AG European Court: a measure that requires ISPs to filter and block the internet to protect intellectual property rights violates fundamental rights
ISPs should not be required to filter internet traffic and block sites to prevent intellectual property infringement, is the conclusion (PDF) of Cruz Villalón Advocate General of the European Court of Justice in the Belgian case between Scarlet and Sabam. Such a measure would violate the right to privacy of communications, the right to protection of personal data and the right to freedom of information as acknowledged by the Charter of Fundamental Rights of the European Union.
Although the case only concerns Belgian ISP Scarlet Cruz Villalón sees the order as a new obligation of a general nature, intended to eventually be permanently applicable to all ISPs.
According to Cruz Villalón the Charter of Fundamental Rights accepts that rights and freedoms may be restricted, amongst others on condition that such a restriction is ‘in accordance with the law’. The Advocate General considers that a restriction such as that at issue would be permissible only if it were adopted on a national legal basis which was accessible, clear and predictable. It could not be held, Cruz Villalón found, that the obligation for ISPs to install the filtering and blocking system at issue, entirely at their own expense, was laid down expressly, and in clear, precise and predictable terms in the Belgian law.

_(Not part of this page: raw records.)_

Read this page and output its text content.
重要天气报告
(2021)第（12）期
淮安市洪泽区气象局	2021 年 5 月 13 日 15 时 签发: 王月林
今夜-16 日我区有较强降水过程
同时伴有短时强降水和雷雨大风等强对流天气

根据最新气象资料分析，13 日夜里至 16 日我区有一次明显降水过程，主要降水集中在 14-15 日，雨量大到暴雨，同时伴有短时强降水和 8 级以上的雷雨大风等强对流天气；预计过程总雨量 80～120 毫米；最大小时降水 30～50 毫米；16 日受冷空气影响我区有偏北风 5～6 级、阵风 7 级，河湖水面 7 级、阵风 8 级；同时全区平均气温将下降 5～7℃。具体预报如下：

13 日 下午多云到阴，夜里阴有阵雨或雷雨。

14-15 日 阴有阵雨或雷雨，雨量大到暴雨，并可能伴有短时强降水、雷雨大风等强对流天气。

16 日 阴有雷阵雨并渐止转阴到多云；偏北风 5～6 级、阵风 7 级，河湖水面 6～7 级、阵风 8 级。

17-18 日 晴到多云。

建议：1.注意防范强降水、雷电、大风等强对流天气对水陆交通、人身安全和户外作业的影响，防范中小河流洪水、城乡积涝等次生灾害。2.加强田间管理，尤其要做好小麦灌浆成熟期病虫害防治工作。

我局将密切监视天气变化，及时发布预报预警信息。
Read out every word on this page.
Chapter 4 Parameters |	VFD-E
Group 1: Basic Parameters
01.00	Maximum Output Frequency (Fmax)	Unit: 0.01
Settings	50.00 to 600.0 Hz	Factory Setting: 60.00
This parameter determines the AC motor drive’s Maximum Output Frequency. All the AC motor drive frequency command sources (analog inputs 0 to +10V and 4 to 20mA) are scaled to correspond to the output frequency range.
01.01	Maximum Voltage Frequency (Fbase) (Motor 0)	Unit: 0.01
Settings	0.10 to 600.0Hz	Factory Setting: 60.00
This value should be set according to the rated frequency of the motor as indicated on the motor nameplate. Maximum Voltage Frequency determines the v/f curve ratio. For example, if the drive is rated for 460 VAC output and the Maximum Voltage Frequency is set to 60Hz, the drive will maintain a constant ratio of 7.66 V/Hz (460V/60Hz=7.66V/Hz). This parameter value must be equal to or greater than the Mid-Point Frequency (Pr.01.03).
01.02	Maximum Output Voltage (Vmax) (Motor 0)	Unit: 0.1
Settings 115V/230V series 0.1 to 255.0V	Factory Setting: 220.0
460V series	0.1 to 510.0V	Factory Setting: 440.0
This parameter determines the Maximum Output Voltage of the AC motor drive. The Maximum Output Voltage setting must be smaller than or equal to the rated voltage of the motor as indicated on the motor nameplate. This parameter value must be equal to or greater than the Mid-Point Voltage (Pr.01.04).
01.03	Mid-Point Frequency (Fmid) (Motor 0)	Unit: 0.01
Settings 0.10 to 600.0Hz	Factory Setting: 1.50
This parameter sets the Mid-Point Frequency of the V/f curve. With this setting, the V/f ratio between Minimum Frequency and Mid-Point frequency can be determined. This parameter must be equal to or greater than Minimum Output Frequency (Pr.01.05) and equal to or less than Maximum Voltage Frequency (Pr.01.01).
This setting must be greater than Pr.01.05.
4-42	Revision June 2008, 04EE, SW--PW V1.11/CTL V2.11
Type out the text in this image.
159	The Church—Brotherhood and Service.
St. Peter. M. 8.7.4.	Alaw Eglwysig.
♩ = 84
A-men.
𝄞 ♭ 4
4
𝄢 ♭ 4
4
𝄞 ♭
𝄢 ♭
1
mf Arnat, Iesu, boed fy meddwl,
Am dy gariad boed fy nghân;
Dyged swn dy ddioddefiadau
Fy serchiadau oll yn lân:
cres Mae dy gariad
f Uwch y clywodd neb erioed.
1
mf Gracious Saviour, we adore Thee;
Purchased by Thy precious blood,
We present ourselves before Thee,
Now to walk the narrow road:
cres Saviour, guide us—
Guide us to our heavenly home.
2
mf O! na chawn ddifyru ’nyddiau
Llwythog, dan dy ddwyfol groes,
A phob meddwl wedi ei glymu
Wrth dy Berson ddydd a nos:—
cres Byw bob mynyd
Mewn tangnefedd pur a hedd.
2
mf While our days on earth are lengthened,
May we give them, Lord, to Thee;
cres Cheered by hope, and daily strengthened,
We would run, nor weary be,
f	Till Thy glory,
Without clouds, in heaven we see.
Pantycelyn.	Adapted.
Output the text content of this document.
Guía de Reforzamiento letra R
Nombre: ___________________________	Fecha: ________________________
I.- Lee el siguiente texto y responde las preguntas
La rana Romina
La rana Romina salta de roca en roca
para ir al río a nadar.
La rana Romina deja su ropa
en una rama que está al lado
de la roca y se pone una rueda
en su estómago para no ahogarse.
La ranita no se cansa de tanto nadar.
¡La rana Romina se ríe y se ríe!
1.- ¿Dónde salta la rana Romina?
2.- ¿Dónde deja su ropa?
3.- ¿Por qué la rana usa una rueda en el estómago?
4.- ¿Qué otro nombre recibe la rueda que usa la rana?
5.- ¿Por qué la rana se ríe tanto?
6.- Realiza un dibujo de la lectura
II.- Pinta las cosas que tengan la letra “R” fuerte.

Also, the obligation imposed on ISP's is both special and ‘new’ and even 'unexpected'.
Cruz Villalón also points out that both the filter and blocking system contain insufficient safeguards.
The Advocate General concludes to propose the Court to declare that European Union law precludes a national court from making an order, on the basis of Belgian statutory provisions, to require an ISP to implement such a filtering and blocking measure on all internet traffic for the protection of intellectual property rights.